Our first try to prevent cold starts, was to use warm-up plugin Thundra ( Usage of this warm-up plugin in our Lambda functions requires implementing some branching logic that determines whether this was a warm–up execution or an actual execution. However, while the warm-up plugin didn’t cost anything, except the time spent on implementation in our existing Lambda functions code, the results were not satisfactory.
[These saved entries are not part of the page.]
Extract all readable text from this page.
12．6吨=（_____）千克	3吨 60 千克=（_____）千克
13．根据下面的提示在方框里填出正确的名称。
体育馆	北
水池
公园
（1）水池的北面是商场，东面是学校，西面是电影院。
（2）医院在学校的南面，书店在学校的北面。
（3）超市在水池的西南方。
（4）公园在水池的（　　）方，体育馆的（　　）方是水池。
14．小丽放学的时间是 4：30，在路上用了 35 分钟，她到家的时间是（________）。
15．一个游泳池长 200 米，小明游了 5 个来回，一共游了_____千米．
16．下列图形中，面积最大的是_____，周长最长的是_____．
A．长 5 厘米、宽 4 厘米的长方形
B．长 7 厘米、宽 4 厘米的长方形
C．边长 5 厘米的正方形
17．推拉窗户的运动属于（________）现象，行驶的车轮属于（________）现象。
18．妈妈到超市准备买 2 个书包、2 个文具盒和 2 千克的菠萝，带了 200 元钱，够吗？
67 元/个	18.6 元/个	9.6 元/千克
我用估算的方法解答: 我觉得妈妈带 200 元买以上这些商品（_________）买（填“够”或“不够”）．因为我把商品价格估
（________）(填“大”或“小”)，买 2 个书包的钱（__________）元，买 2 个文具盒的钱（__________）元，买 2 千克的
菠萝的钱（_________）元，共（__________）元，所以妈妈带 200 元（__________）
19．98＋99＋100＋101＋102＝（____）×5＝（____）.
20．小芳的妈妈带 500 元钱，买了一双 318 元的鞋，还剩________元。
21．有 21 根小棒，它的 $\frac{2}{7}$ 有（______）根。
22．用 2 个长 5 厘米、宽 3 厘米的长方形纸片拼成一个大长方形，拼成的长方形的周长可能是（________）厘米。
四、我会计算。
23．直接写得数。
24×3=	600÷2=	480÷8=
Then we decided to set aside a certain budget, as AWS services costs money, and use the AWS feature Provisioned Concurrency. As the AWS documentation says, this is a feature that keeps functions initialized and hyper-ready to respond in double-digit milliseconds. It works for all Lambda runtimes and requires no code change to existing functions. Great! That’s what we needed.

How it works

When you enable Provisioned Concurrency for a function, the Lambda service will initialize the requested number of execution environments so they can be ready to respond to invocations. With provisioned concurrency, the worker nodes will reside in the state with your code downloaded and underlying container structure all set. So, if you expect spikes in traffic, it’s good for you to provision a higher number of worker nodes. If we have more incoming invocations and provisioned worker nodes can’t satisfy these requests, then the overflow invocations are handled conventionally with on-demand worker nodes being initialized per the request.

It is important to know that you pay for the amount of concurrency that you configure and for the period of time that you configure it. When Provisioned Concurrency is enabled for your function and you execute it, you also pay for Requests and Duration based on the prices in the AWS documentation. If the concurrency for your function exceeds the configured concurrency, you will be billed for executing the excess functions at the rate outlined in the AWS Lambda Pricing section.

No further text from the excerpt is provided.